I have written several Westerns, some with my name on them and others under pen names. I love a good western. Granted they get segregated as a separate genre, but really 99% of all westerns are just crime novels on horseback.
I’ll admit to being under-read in Westerns, but I am very well versed in western films. The golden age of Westerns is the 1950s, with classics of the genre appearing in every decade. At one time they were the most popular genre of film in the U.S., and Western stars were the top box office earners for many years in a row. At the same time Western paperbacks were flying off the shelves.

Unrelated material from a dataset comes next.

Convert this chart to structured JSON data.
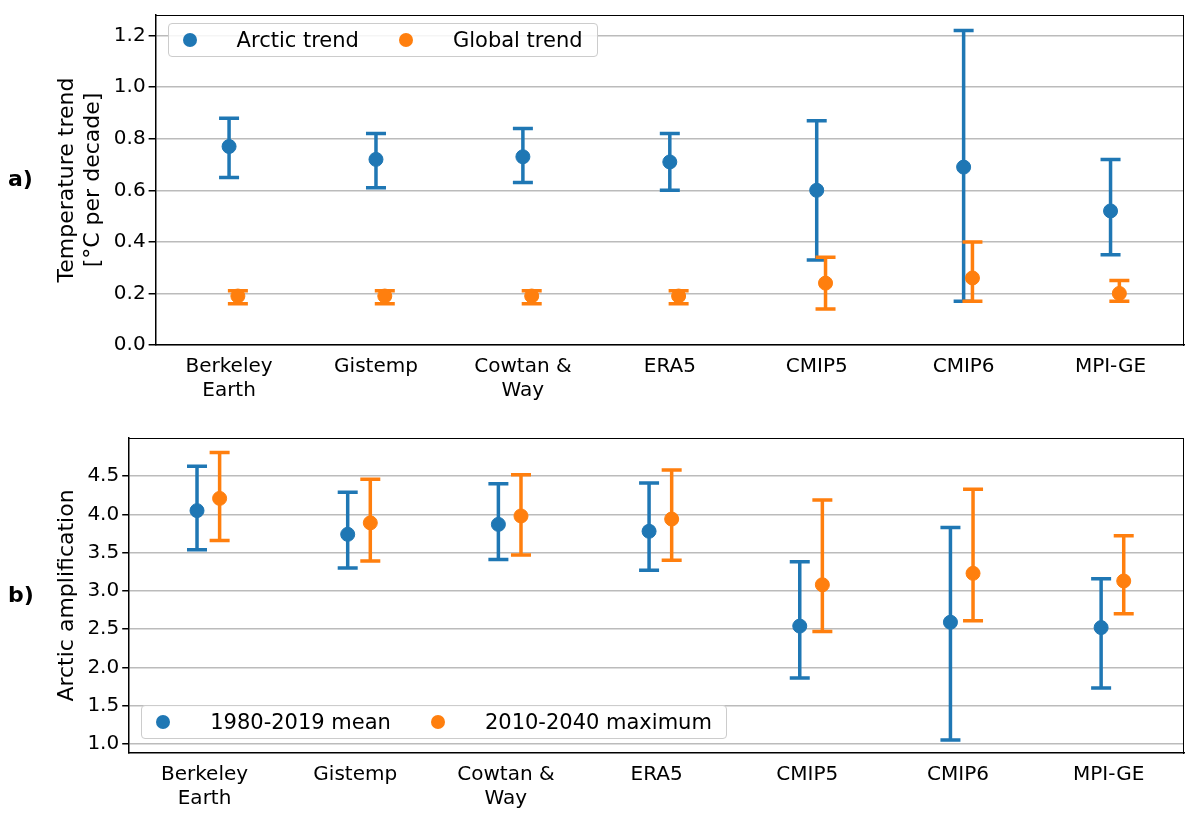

In novels, Westerns are often tight potboilers with action, gunplay, men standing alone with only their moral code to keep them warm at night. Many are cop stories like any police procedural, just with a tin star sheriff instead of a detective.
I’ve written period pieces, but also contemporary western. The western that we most recognize is a period-set vision of the wild west, those post-Civil War years of westward expansion and lawlessness on the plains and in the rockies.
But all that is window dressing. Westerns can be noir stories, P.I. stories, romances, epic family sagas. Anything and everything goes, so long as you dress it up with ten gallons hats, snakeskin boots, faithful horses and plenty of trail dust.
I’ve written short form horror, to only mild success. I read a lot of horror in my teens and have watched more than my share of horror films. For whatever reason I can’t seem to crack that market, though. Most of my horror short stories have been rejected. I do think it becomes hard when I over-saturated myself in horror at a young age and now little to nothing scares me. I’ll attribute it to that and not the fact that I’m a terrible writer.
I don’t think I ever have a sci-fi novel in me. I just don’t think that way. Same with romance. But I hope to keep doing westerns now and then. And I’ve been reading more. Many contemporary westerns like John Larison’s Whiskey When We’re Dry or Patrick DeWitt’s The Sisters Brothers have been some of my favorite books in recent years. And I’ve long been a huge fan of Steve Hockensmith’s Holmes On The Range series which are overtly mystery novels set in a classic western milieu. You could also do a lot worse than the collected Western stories of Elmore Leonard, a massive volume that entertains over and over.
As for me, I wrote three books in the Lawyer series for Beat to a Pulp. I’ve written under a pen name in the Gunslinger series, the Black Rose series and most recently, the Concho series of contemporary westerns. It’s a welcome break from a straight crime novel for me, and one I know I’ll return to.